应用的运行环境
操作系统:AIX5.3
JRE:J2RE 5.0 IBM J9 2.3 AIX ppc-32 build j9vmap3223-20070426
应用服务器:WebLogic9.2
JRE参数设置:-Xms 1500m -Xmx 2000m
JRE垃圾回收模式:optthruput
IBM的JRE不用设置PermSize参数。
WebLogic启动一段时间后,从垃圾回收的日志来看,经过垃圾回收,内存的占用一般会稳定在200m左右。但是WebLogic一般会在30天左右出现OutOfMemory。错误信息如下:
<Nov 1, 2010 10:22:00 AM GMT+08:00> <Error> <Server> <AppSev> <AppServer> <DynamicListenThread[Default]> <<WLS Kernel>> <> <> <1288578120680> <BEA-002608> <The ListenThread because of an error: java.lang.OutOfMemoryError: ZIP004:OutOfMemoryError, MEM_ERROR in inflateInit2
java.lang.OutOfMemoryError: ZIP004:OutOfMemoryError, MEM_ERROR in inflateInit2
at java.util.zip.Inflater.init(Native Method)
at java.util.zip.Inflater.<init>(Inflater.java:105)
at java.util.zip.ZipFile.getInflater(ZipFile.java:416)
at java.util.zip.ZipFile.getInputStream(ZipFile.java:359)
at java.util.zip.ZipFile.getInputStream(ZipFile.java:324)
at java.util.jar.JarFile.getInputStream(JarFile.java:417)
at sun.net.www.protocol.jar.JarURLConnection.getInputStream(JarURLConnection.java:165)
at java.net.URL.openStream(URL.java:1041)
at java.lang.ClassLoader.getResourceAsStream(ClassLoader.java:460)
at java.util.ResourceBundle$1.run(ResourceBundle.java:1101)
at java.security.AccessController.doPrivileged(AccessController.java:193)
at java.util.ResourceBundle.loadBundle(ResourceBundle.java:1097)
at java.util.ResourceBundle.findBundle(ResourceBundle.java:942)
at java.util.ResourceBundle.getBundleImpl(ResourceBundle.java:760)
at java.util.ResourceBundle.getBundle(ResourceBundle.java:716)
at weblogic.i18ntools.L10nLookup.getLocalizerBundle(L10nLookup.java:349)
at weblogic.i18ntools.L10nLookup.getLocalizer(L10nLookup.java:328)

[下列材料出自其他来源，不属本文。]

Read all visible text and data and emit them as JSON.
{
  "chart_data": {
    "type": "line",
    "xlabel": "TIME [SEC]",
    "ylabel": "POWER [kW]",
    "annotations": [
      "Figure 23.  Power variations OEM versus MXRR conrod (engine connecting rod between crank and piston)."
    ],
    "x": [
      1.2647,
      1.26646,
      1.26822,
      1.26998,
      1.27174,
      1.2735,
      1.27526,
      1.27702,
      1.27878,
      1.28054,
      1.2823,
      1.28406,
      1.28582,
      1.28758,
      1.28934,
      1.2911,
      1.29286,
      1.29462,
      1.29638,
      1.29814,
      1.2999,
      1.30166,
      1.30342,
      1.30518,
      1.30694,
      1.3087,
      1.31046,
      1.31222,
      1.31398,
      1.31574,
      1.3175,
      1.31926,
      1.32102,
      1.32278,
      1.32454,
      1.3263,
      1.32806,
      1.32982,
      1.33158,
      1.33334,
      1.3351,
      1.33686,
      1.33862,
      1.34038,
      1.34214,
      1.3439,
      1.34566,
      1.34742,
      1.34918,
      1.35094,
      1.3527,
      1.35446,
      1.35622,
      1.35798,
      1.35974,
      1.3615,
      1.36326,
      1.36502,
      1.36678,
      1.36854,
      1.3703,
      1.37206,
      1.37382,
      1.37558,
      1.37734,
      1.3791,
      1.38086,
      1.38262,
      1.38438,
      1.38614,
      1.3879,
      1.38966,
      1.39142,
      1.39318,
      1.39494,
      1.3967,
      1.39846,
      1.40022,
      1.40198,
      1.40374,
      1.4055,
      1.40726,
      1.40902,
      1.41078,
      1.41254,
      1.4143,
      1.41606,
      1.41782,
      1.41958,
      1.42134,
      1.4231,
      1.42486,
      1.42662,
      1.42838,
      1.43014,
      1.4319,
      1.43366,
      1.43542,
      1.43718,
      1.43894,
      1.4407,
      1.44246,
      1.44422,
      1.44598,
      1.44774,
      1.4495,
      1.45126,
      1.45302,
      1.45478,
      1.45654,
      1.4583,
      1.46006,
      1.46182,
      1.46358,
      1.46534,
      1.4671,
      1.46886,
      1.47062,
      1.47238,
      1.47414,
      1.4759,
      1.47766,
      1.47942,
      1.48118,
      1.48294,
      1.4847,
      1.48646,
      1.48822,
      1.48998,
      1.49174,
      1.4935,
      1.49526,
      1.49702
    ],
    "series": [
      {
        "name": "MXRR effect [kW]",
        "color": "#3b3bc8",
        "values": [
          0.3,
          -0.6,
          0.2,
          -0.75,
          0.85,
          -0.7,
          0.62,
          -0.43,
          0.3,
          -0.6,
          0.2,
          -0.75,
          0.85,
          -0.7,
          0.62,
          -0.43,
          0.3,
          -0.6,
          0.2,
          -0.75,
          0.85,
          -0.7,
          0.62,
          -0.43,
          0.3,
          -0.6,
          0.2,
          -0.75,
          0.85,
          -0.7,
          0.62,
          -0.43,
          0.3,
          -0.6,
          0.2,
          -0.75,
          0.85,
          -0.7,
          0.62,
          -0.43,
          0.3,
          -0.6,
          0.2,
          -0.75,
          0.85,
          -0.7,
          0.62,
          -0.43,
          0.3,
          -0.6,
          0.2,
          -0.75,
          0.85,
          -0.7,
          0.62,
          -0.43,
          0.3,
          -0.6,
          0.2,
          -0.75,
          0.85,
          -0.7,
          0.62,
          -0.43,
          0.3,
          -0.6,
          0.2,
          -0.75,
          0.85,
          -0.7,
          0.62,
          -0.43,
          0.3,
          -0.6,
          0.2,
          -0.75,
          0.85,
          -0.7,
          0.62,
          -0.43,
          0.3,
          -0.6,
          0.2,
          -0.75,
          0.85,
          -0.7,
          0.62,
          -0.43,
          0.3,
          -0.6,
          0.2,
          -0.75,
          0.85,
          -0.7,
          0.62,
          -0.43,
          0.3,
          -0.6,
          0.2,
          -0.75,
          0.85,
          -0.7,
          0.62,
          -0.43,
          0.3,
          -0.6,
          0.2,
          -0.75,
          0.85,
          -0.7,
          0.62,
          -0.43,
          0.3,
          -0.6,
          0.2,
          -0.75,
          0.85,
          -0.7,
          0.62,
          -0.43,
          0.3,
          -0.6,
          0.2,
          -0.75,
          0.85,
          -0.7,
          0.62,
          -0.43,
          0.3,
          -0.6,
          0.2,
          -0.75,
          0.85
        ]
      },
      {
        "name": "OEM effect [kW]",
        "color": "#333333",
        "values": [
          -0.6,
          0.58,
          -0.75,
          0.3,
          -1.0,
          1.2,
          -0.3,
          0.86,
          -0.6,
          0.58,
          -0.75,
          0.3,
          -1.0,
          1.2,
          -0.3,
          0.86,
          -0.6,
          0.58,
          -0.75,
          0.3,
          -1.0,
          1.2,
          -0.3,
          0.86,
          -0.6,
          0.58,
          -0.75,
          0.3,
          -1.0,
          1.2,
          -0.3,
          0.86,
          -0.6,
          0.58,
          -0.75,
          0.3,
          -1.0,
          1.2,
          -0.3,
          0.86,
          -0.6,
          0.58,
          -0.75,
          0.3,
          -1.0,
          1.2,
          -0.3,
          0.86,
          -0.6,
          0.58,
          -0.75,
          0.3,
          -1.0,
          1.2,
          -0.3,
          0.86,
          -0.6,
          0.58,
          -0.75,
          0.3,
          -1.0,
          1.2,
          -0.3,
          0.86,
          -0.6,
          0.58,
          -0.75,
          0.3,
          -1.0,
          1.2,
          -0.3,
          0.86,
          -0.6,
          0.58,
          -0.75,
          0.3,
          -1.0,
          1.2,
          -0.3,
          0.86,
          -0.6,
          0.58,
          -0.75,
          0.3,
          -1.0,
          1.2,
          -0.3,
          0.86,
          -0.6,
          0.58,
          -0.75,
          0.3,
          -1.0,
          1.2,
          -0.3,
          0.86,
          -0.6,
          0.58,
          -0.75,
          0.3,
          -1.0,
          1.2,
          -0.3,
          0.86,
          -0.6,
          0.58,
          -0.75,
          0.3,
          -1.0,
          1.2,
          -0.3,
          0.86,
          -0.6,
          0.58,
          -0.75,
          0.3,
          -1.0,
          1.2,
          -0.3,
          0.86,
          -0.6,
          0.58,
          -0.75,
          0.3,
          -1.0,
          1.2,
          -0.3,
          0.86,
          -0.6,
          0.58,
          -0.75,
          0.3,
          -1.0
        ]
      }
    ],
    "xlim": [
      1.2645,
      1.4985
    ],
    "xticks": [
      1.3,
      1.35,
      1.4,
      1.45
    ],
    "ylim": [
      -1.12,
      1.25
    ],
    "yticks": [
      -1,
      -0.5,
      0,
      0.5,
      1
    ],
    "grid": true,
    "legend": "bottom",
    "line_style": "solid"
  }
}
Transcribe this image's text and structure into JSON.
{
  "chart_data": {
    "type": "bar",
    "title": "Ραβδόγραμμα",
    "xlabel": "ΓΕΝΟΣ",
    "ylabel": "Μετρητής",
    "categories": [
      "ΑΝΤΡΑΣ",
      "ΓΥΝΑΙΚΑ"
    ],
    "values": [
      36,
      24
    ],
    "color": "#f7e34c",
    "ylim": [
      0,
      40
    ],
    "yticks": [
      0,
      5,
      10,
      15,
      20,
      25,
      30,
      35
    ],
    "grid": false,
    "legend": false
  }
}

at weblogic.logging.MessageLogger.log(MessageLogger.java:77)
at weblogic.server.ServerLogger.logChannelFailed(ServerLogger.java:388)
at weblogic.server.channels.DynamicListenThread$SocketAccepter.onAcceptException(DynamicListenThread.java:567)
at weblogic.server.channels.DynamicListenThread$SocketAccepter.accept(DynamicListenThread.java:523)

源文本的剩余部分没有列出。